A Internet mudou o mundo, tal como o conhecíamos, apesar de estar ainda a dar os primeiros passos. Afinal, passam-se apenas 30 anos desde que Tim-Berners Lee divulgou o primeiro código web. Contudo, as mudanças são já substanciais nos processos de governação e na forma como os decisores se relacionam com o público.
Carlos Vilas Boas
Completam-se em 2020 três décadas desde que Tim Berners-Lee escreveu o código do primeiro servidor www e o primeiro editor de hipertexto para a plataforma NeXTStep, em que juntamente com Robert Caillau publicou a WorldWideWeb: Proposal for a Hyper Text Project, trabalho esse disponibilizado dentro do CERN em 1990, marco histórico considerado como o da criação da internet.
A internet conduziu à possibilidade da transformação do procedimento administrativo num procedimento eletrónico, de comunicação e de decisão à distância, o que alterou radicalmente as dinâmicas de contacto entre a Administração Pública (AP) e os particulares.
O recurso aos novos meios tecnológicos provocou uma descaracterização da AP tradicional, com a redução de tarefas mecânicas, como o registo da entrada, da saída de requerimentos e de documentação, o arquivamento em papel dos processos físicos, a extração de cópias e fotocópias dos documentos instrutórios, a notificação presencial de atos interlocutórios e de decisões ou ainda o próprio transporte dos documentos entre os vários serviços públicos.
As Nações Unidas adotaram a Agenda 2030, que destaca explicitamente no seu objetivo 16 a necessidade de construir sociedades pacíficas, justas e inclusivas, que se baseiem na boa governação em todos os níveis, transparência, eficácia e responsabilidade, tendo publicado o United Nations E-Government Survey 2018: Gearing E-Government to Support Transformation, que tem como objetivo a orientação do governo eletrónico para apoiar a transformação em sociedades sustentáveis e resilientes.
Este perspetiva teve entre nós consagração no artigo 14º do Código de Procedimento Administrativo (CPA) de 2015, estabelecendo o princípio que os órgãos e serviços da AP devem utilizar meios eletrónicos no desempenho da sua atividade.
A administração eletrónica tem o objetivo de facilitar a relação entre particulares e a AP, mas também o de conferir maior transparência nos atos da administração e o seu controle, daí que o CPA e a Lei de Acesso aos Documentos Administrativos (LADA) consagrem a regra que todas as pessoas têm o direito de acesso aos arquivos e registos administrativos.

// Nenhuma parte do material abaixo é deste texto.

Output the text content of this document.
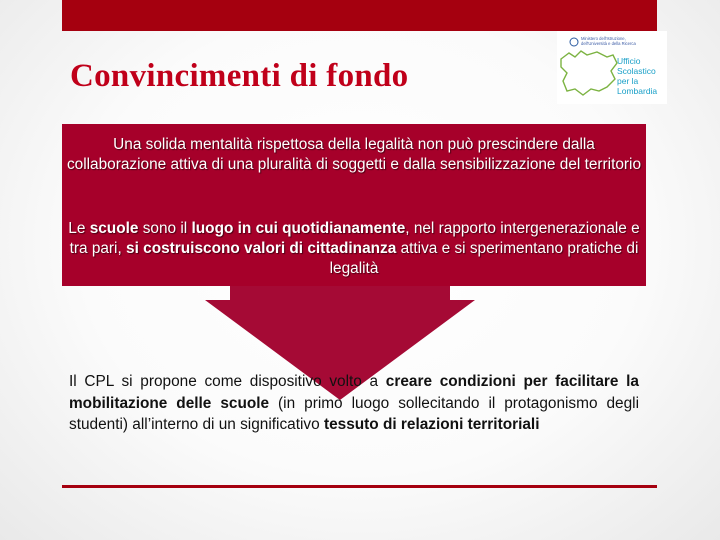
Convincimenti di fondo
Ministero dell'Istruzione,
dell'Università e della Ricerca
Ufficio
Scolastico
per la
Lombardia

Una solida mentalità rispettosa della legalità non può prescindere dalla collaborazione attiva di una pluralità di soggetti e dalla sensibilizzazione del territorio

Le scuole sono il luogo in cui quotidianamente, nel rapporto intergenerazionale e tra pari, si costruiscono valori di cittadinanza attiva e si sperimentano pratiche di legalità

Il CPL si propone come dispositivo volto a creare condizioni per facilitare la mobilitazione delle scuole (in primo luogo sollecitando il protagonismo degli studenti) all’interno di un significativo tessuto di relazioni territoriali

A publicação do RGPD e, posteriormente, da Lei n.º 58/2019, de 8 de agosto que o executa em Portugal, veio lançar a confusão, pois à boleia do regime de proteção de dados, alguns órgãos da AP aproveitaram para regressar aos tempos idos da opacidade, como fez notar um artigo publicado no Público em março do ano passado, dando como exemplo um contrato público numa câmara da região da beira baixa, ironizando o autor que a “protecção de dados é levada tão a sério que os contratos publicados até têm o nome do próprio presidente da câmara borrado a preto”.
Evidentemente que o regime da proteção de dados não veio revogar o princípio da transparência, aliás os princípios da administração aberta e da proteção de dados pessoais sensíveis convivem muito bem entre si e têm ambos expressão legal no CPA.
Nos casos em que possa haver colisão entre a transparência e a proteção de dados, a questão resolve-se após ponderação, no quadro do princípio da proporcionalidade, de todos os direitos fundamentais em presença e do princípio da administração aberta, que justifique o acesso à informação. No âmbito da contratação pública, o artigo 27º da Lei n.º 58/2019 veio determinar que caso seja necessária a publicação de dados pessoais, não devem ser publicados outros dados pessoais para além do nome, sempre que este seja suficiente para garantir a identificação do contraente público e do cocontratante.
É possível que se caminhe para um procedimento administrativo em que se eliminem dados sensíveis dos interessados, indicando-os somente por um código numérico, reservando-se ao respetivo órgão público o conhecimento da lista com a atribuição a cada pessoa do respetivo código.
Mas só existe estado de direito e smart city num regime de transparência, que permita aos cidadãos um escrutínio da actividade dos órgãos decisores públicos.